Di Angelo Ginex, Dottorando di ricerca in Diritto Tributario e Avvocato, Ginex & Partners Studio Legale Tributario

L’Agenzia delle Dogane e dei Monopoli, con nota n. 84923 del 7 agosto 2017, ha fornito alcuni chiarimenti in materia di domanda e concessione di rimborso e di sgravio dei dazi doganali, al fine di uniformare le procedure in materia.

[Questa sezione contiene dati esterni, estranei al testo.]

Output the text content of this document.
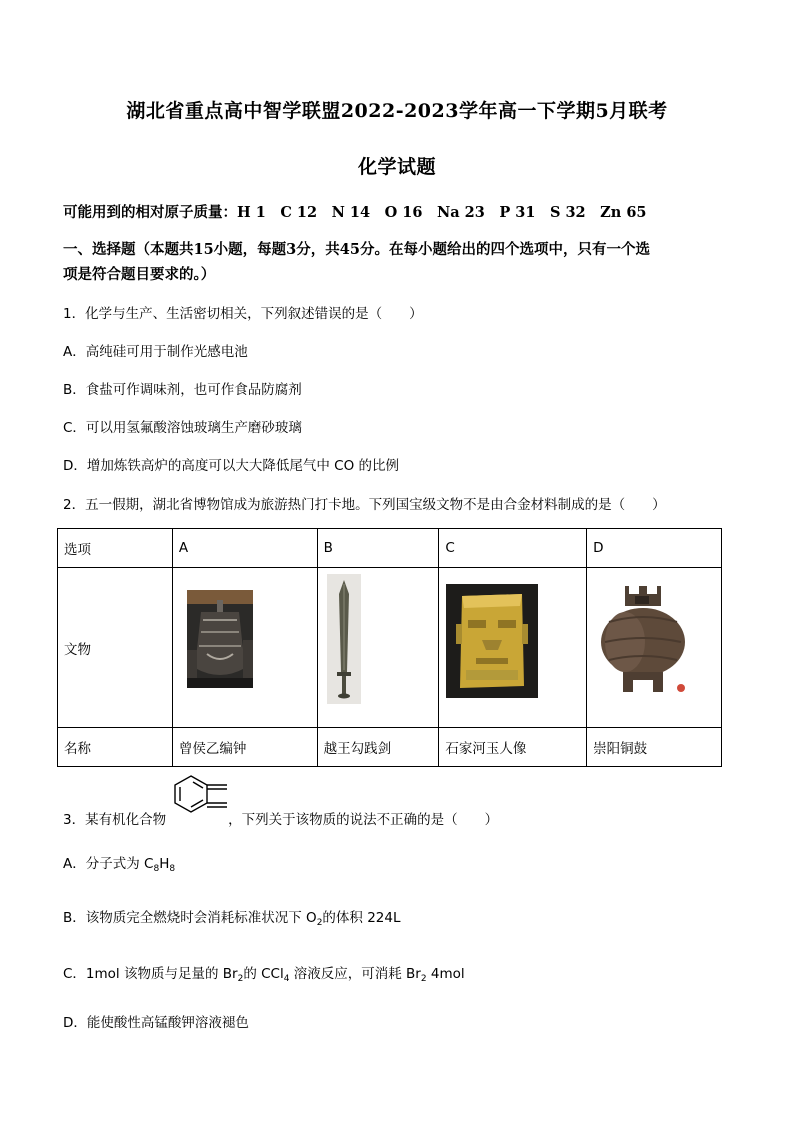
湖北省重点高中智学联盟2022-2023学年高一下学期5月联考
化学试题
可能用到的相对原子质量：H 1　C 12　N 14　O 16　Na 23　P 31　S 32　Zn 65
一、选择题（本题共15小题，每题3分，共45分。在每小题给出的四个选项中，只有一个选
项是符合题目要求的。）
1．化学与生产、生活密切相关，下列叙述错误的是（　　）
A．高纯硅可用于制作光感电池
B．食盐可作调味剂，也可作食品防腐剂
C．可以用氢氟酸溶蚀玻璃生产磨砂玻璃
D．增加炼铁高炉的高度可以大大降低尾气中 CO 的比例
2．五一假期，湖北省博物馆成为旅游热门打卡地。下列国宝级文物不是由合金材料制成的是（　　）
选项	A	B	C	D
文物	

名称	曾侯乙编钟	越王勾践剑	石家河玉人像	崇阳铜鼓
3．某有机化合物	，下列关于该物质的说法不正确的是（　　）
A．分子式为 $C_8H_8$
B．该物质完全燃烧时会消耗标准状况下 $O_2$的体积 224L
C．1mol 该物质与足量的 $Br_2$的 CCl$_4$ 溶液反应，可消耗 $Br_2$ 4mol
D．能使酸性高锰酸钾溶液褪色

Preliminarmente, è opportuno rammentare la differenza concettuale tra la nozione di rimborso e quella di sgravio. In virtù delle definizioni contenute nell’articolo 5 del Codice Doganale dell’Unione (Regolamento UE n. 952/2013):
- il rimborso rappresenta la restituzione dell’importo di un dazio all’importazione o all’esportazione che sia stato pagato;
- lo sgravio costituisce l’esonero dall’obbligo di pagare un importo a titolo di dazio all’importazione o all’esportazione non ancora pagato.

Ai sensi dell’articolo 116, paragrafo 1, del Codice Doganale dell’Unione, è possibile procedere al rimborso o allo sgravio degli importi dei dazi all’importazione o all’esportazione quando sussiste uno dei seguenti motivi:

  1. importo del dazio applicato in eccesso, ovvero non legalmente dovuto;
  2. merci difettose o non conformi alla clausole del contratto;
  3. errore delle Autorità competenti;
  4. equità;
  5. invalidamento della dichiarazione in dogana ex articolo 174 del Codice Doganale dell’Unione.